Le Proxy dynamique standard en Java peut-il fonctionner avec des classes qui n'implémentent pas d'interfaces ?

Non. Le Proxy standard en Java ne fonctionne qu'avec des interfaces. Pour les classes sans interfaces (par exemple, si vous souhaitez proxy un classe normale), des outils tiers sont nécessaires (par exemple, CGLIB, ByteBuddy).

Peut-on créer un proxy pour une interface avec des méthodes privées ?

Non. Les interfaces en Java ne peuvent pas contenir de méthodes privées à proxy.

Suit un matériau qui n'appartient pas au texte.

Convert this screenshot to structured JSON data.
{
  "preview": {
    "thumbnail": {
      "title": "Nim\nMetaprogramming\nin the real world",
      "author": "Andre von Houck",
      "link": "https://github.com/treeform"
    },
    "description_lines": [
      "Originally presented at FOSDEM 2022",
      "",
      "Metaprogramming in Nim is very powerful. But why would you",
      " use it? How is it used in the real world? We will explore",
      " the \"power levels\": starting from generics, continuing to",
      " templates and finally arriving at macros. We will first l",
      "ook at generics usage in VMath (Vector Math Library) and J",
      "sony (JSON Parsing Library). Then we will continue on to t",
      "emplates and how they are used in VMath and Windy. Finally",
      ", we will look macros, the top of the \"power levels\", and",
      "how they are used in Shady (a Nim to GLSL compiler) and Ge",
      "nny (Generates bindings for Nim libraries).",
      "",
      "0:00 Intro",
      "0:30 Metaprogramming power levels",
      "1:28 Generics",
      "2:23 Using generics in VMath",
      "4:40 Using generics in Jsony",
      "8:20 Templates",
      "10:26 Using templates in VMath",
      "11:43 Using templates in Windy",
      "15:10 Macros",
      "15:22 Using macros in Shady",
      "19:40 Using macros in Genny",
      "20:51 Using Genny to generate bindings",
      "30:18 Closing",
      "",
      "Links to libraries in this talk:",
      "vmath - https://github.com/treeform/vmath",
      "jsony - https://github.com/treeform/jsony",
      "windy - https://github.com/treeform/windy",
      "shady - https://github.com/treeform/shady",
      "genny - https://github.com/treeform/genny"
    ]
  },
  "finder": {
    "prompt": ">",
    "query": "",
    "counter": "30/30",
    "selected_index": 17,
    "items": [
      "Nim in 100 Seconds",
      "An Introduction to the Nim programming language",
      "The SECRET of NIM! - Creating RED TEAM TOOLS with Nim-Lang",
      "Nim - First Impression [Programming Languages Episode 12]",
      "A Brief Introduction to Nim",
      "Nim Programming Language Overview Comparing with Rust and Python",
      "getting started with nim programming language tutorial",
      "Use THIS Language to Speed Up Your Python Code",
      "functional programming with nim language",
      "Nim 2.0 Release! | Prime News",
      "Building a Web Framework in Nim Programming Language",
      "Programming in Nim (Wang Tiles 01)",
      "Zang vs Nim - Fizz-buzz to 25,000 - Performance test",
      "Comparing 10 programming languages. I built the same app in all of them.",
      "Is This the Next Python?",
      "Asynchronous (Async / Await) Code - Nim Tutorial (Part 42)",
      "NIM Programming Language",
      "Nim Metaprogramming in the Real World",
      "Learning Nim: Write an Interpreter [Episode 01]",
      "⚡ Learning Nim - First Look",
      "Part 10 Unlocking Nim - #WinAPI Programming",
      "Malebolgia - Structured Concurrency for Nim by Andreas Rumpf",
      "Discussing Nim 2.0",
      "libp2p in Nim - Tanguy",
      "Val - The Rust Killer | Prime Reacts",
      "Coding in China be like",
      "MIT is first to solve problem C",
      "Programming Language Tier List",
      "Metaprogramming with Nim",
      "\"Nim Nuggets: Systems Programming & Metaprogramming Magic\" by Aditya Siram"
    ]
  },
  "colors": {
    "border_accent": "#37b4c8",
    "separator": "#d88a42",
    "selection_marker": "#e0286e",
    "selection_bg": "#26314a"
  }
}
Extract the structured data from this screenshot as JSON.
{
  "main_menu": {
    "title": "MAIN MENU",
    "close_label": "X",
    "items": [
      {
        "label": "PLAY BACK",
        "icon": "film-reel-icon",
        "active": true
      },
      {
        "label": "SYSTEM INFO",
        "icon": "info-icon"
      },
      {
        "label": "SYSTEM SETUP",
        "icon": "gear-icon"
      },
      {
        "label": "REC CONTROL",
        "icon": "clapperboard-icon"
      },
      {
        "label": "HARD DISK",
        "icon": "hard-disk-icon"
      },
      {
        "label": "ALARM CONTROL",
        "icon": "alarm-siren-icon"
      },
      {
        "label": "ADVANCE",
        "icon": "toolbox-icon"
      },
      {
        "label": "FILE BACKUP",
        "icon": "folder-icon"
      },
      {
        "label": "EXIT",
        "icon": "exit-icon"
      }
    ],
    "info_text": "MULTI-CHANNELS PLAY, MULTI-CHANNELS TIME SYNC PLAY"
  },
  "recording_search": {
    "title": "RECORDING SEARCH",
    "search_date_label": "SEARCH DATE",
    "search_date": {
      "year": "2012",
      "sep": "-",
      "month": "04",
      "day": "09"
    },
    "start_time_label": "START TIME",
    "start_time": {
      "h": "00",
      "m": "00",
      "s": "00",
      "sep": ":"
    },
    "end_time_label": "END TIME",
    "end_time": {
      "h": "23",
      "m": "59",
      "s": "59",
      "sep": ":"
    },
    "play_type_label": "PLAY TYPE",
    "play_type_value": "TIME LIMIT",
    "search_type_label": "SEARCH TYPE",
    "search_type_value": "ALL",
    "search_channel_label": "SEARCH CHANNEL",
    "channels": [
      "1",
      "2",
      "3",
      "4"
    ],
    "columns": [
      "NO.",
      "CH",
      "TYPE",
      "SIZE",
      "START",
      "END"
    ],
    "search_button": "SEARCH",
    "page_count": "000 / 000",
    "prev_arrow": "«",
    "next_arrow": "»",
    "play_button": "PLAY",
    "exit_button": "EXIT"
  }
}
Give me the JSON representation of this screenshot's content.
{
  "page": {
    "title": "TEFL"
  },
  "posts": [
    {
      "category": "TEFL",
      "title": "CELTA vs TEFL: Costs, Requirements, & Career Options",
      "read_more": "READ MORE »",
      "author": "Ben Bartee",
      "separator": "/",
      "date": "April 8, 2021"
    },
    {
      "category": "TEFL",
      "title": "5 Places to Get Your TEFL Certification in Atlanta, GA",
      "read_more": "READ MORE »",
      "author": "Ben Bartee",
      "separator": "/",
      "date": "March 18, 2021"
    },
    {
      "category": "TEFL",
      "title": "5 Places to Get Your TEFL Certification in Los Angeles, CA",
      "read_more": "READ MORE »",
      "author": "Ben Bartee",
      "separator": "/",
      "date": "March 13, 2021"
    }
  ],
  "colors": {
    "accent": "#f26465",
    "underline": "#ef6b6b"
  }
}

Le proxy dynamique implémente les méthodes publiques de l'interface. Depuis Java 9, des méthodes par défaut privées ont été ajoutées, mais elles ne sont pas accessibles via le proxy.

Quelle est la différence entre InvocationHandler et MethodInterceptor (CGLIB) ?

InvocationHandler est une interface standard JDK utilisée pour les proxies dynamiques. Elle reçoit les appels de méthodes de l'interface. MethodInterceptor est une interface CGLIB qui permet d'intercepter les appels de méthodes dans n'importe quelle classe via l'héritage dynamique. La différence réside dans l'applicabilité et le niveau : JDK ne fonctionne qu'avec des interfaces, CGLIB fonctionne avec n'importe quelle classe.

Erreurs courantes et antipatterns

  • Erreur de type : tentative d'utiliser Proxy pour une classe ne réalisant pas d'interface.
  • Appels cycliques implicites entraînant un StackOverflow.
  • Proxification de classes non destinées à cela ou tentative de proxy des classes finales.

Exemples de la vie réelle

Cas négatif

Un ingénieur répète manuellement le code de journalisation dans chaque méthode de tous les services. En ajoutant de nouvelles méthodes, il duplique constamment la logique, oubliant souvent d'ajouter les appels nécessaires.

Avantages :

  • Transparent, facile à comprendre le déroulement.

Inconvénients :

  • Grande perte de temps, beaucoup de code répétitif, difficile à maintenir.

Cas positif

AOP est intégré au projet via un proxy dynamique : la journalisation et le contrôle des transactions sont effectués via des wrappers-substituts, implémentés de manière centralisée.

Avantages :

  • Plus rapide à introduire et à changer toute fonctionnalité transversale, pas de duplication.

Inconvénients :

  • Nécessité de comprendre comment fonctionne le proxy, complexités potentielles dans le débogage.